Each day it seems as if we’re once again alerted to medical record errors incidents. Reports showed in 2014 that preventable medical errors are the 3rd largest killer in the U.S. At 400,000 deaths each year, it’s definitely not something to ignore. These errors, as The Journal of Patient Safety explains, are Preventable Adverse Events (PAEs).
In 2015, the National Academies of Sciences, Engineering, and Medicine issued an Institute of Medicine report. It detailed how diagnostic errors, the greatest offender of medical errors, are preventable. Moreover, that “the issue requires urgent change.” To counteract this, the NASEM suggests 8 aids for healthcare diagnosis challenges.
A way to address the situation is by “developing and deploying approaches to identify and learn from errors to reduce near misses in clinics.” Some think the EHR is culpable for the errors. The Atlantic published an article by Dr. R. Gunderman stating that “A recent study at Johns Hopkins University showed that hospital interns spend only 12% of the time interacting with patients.
They spent 40% of the time interacting with hospital information systems. The real-life patient is getting covered up by gigabytes of data. The article revealed that Dr. Gunderman admitted a new patient whose intern reported the status was “post-BKA (below-knee amputation).” When asked about the patient, an exam found that the patient’s extremities were actually intact!
It just so happened that a speech recognition (SR) system had produced the patient’s chart.

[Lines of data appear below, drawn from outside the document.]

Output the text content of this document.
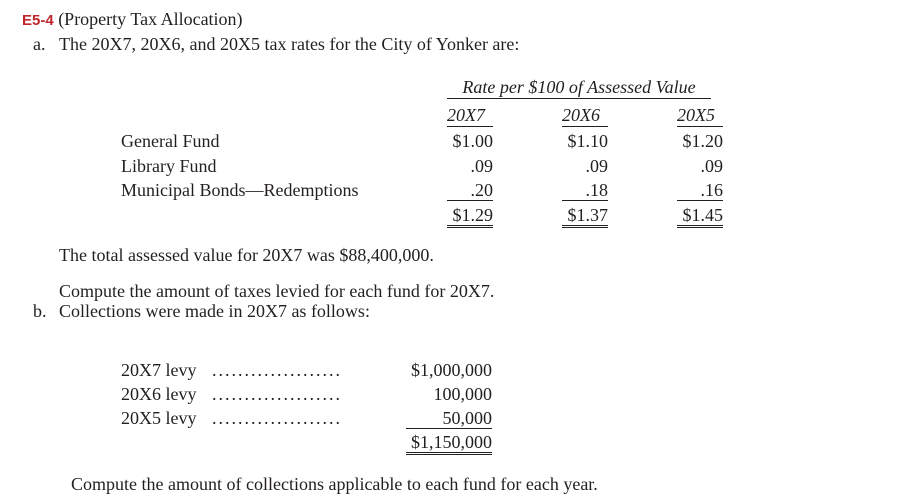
E5-4 (Property Tax Allocation)
a. The 20X7, 20X6, and 20X5 tax rates for the City of Yonker are:
Rate per $100 of Assessed Value
20X7	20X6	20X5
General Fund
Library Fund
Municipal Bonds—Redemptions
$1.00
.09
.20
$1.29
$1.10
.09
.18
$1.37
$1.20
.09
.16
$1.45
The total assessed value for 20X7 was $88,400,000.
Compute the amount of taxes levied for each fund for 20X7.
b. Collections were made in 20X7 as follows:
20X7 levy
20X6 levy
20X5 levy
....................
....................
....................
$1,000,000
100,000
50,000
$1,150,000
Compute the amount of collections applicable to each fund for each year.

It changed the record to BKA rather than DKA (diabetic ketoacidosis) — four hospital admissions prior!
This happened because the “modern technology” of SR has inherent flaws. It can’t replace human eyes. The account from NASEM says nothing about SR mistakes. Speech recognition isn’t anything new. Starting in the 50s, it’s been in the mainstream use since the 90s with the arrival of Dragon Dictate.

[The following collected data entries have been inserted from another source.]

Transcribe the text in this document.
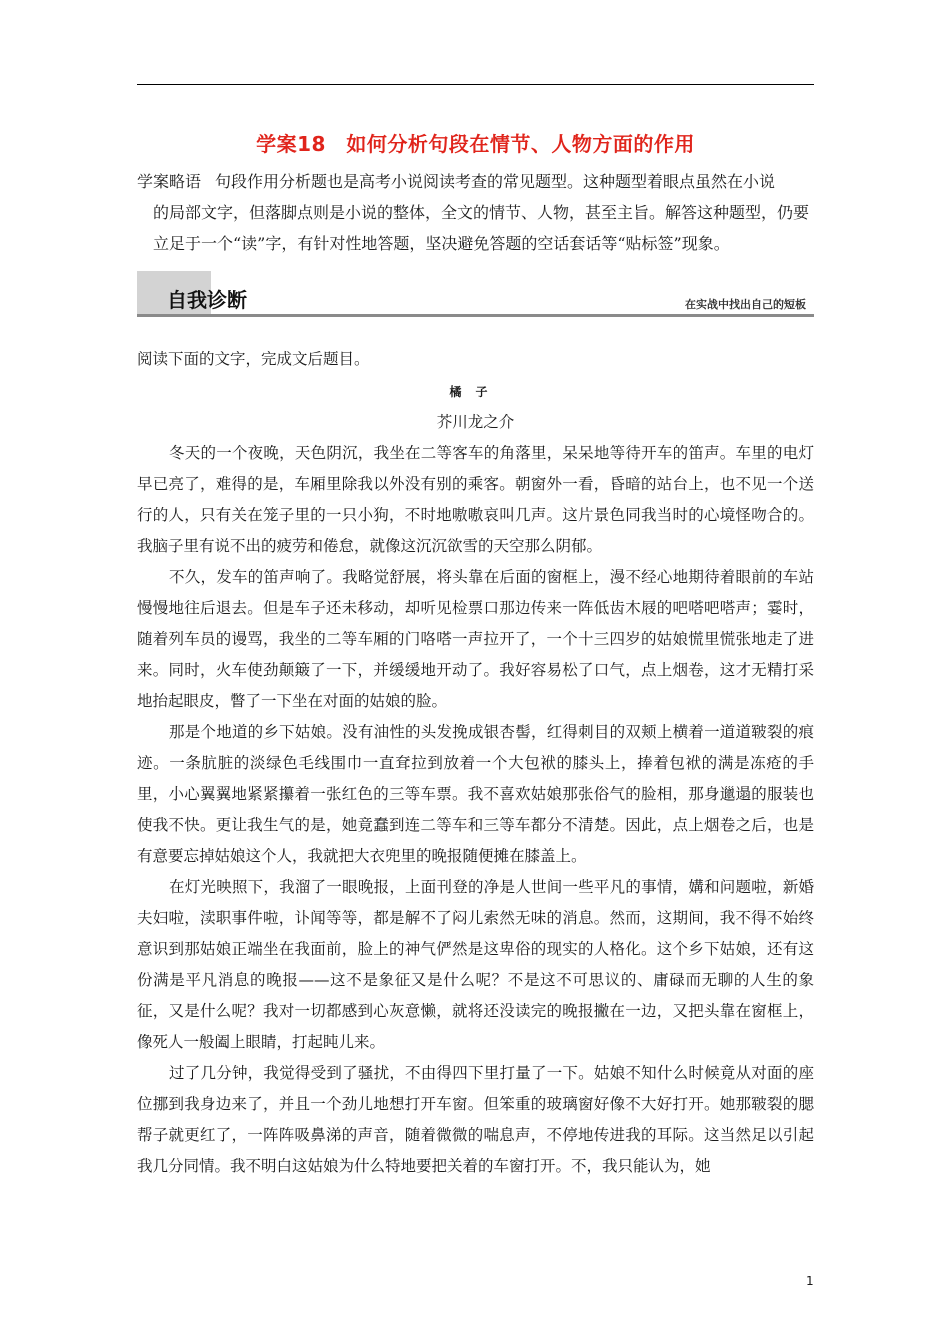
学案18　如何分析句段在情节、人物方面的作用
学案略语 句段作用分析题也是高考小说阅读考查的常见题型。这种题型着眼点虽然在小说
的局部文字，但落脚点则是小说的整体，全文的情节、人物，甚至主旨。解答这种题型，仍要立足于一个“读”字，有针对性地答题，坚决避免答题的空话套话等“贴标签”现象。
自我诊断	在实战中找出自己的短板
阅读下面的文字，完成文后题目。
橘子
芥川龙之介

冬天的一个夜晚，天色阴沉，我坐在二等客车的角落里，呆呆地等待开车的笛声。车里的电灯早已亮了，难得的是，车厢里除我以外没有别的乘客。朝窗外一看，昏暗的站台上，也不见一个送行的人，只有关在笼子里的一只小狗，不时地嗷嗷哀叫几声。这片景色同我当时的心境怪吻合的。我脑子里有说不出的疲劳和倦怠，就像这沉沉欲雪的天空那么阴郁。

不久，发车的笛声响了。我略觉舒展，将头靠在后面的窗框上，漫不经心地期待着眼前的车站慢慢地往后退去。但是车子还未移动，却听见检票口那边传来一阵低齿木屐的吧嗒吧嗒声；霎时，随着列车员的谩骂，我坐的二等车厢的门咯嗒一声拉开了，一个十三四岁的姑娘慌里慌张地走了进来。同时，火车使劲颠簸了一下，并缓缓地开动了。我好容易松了口气，点上烟卷，这才无精打采地抬起眼皮，瞥了一下坐在对面的姑娘的脸。

那是个地道的乡下姑娘。没有油性的头发挽成银杏髻，红得刺目的双颊上横着一道道皲裂的痕迹。一条肮脏的淡绿色毛线围巾一直耷拉到放着一个大包袱的膝头上，捧着包袱的满是冻疮的手里，小心翼翼地紧紧攥着一张红色的三等车票。我不喜欢姑娘那张俗气的脸相，那身邋遢的服装也使我不快。更让我生气的是，她竟蠢到连二等车和三等车都分不清楚。因此，点上烟卷之后，也是有意要忘掉姑娘这个人，我就把大衣兜里的晚报随便摊在膝盖上。

在灯光映照下，我溜了一眼晚报，上面刊登的净是人世间一些平凡的事情，媾和问题啦，新婚夫妇啦，渎职事件啦，讣闻等等，都是解不了闷儿索然无味的消息。然而，这期间，我不得不始终意识到那姑娘正端坐在我面前，脸上的神气俨然是这卑俗的现实的人格化。这个乡下姑娘，还有这份满是平凡消息的晚报——这不是象征又是什么呢？不是这不可思议的、庸碌而无聊的人生的象征，又是什么呢？我对一切都感到心灰意懒，就将还没读完的晚报撇在一边，又把头靠在窗框上，像死人一般阖上眼睛，打起盹儿来。

过了几分钟，我觉得受到了骚扰，不由得四下里打量了一下。姑娘不知什么时候竟从对面的座位挪到我身边来了，并且一个劲儿地想打开车窗。但笨重的玻璃窗好像不大好打开。她那皲裂的腮帮子就更红了，一阵阵吸鼻涕的声音，随着微微的喘息声，不停地传进我的耳际。这当然足以引起我几分同情。我不明白这姑娘为什么特地要把关着的车窗打开。不，我只能认为，她

1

Medical Transcriptionists are a great way to solve the problem of error prevention and capture. Recent errors in medical records are something transcriptionists would catch. Take a patient with simple hypothyroidism for instance. The patient got misdiagnosed with a code for “Congenital Hypothyroidism with Diffuse Goiter.” He noted the error after reviewing his electronic brief post-visit.
Using transcriptionists, they can question the error of diagnosis at the point of care while it’s becoming a permanent part of the patient’s electronic report. Errors in healthcare are preventable with good electronic health record stewardship. Having an experienced human set of eyes is essential to preventing critical errors.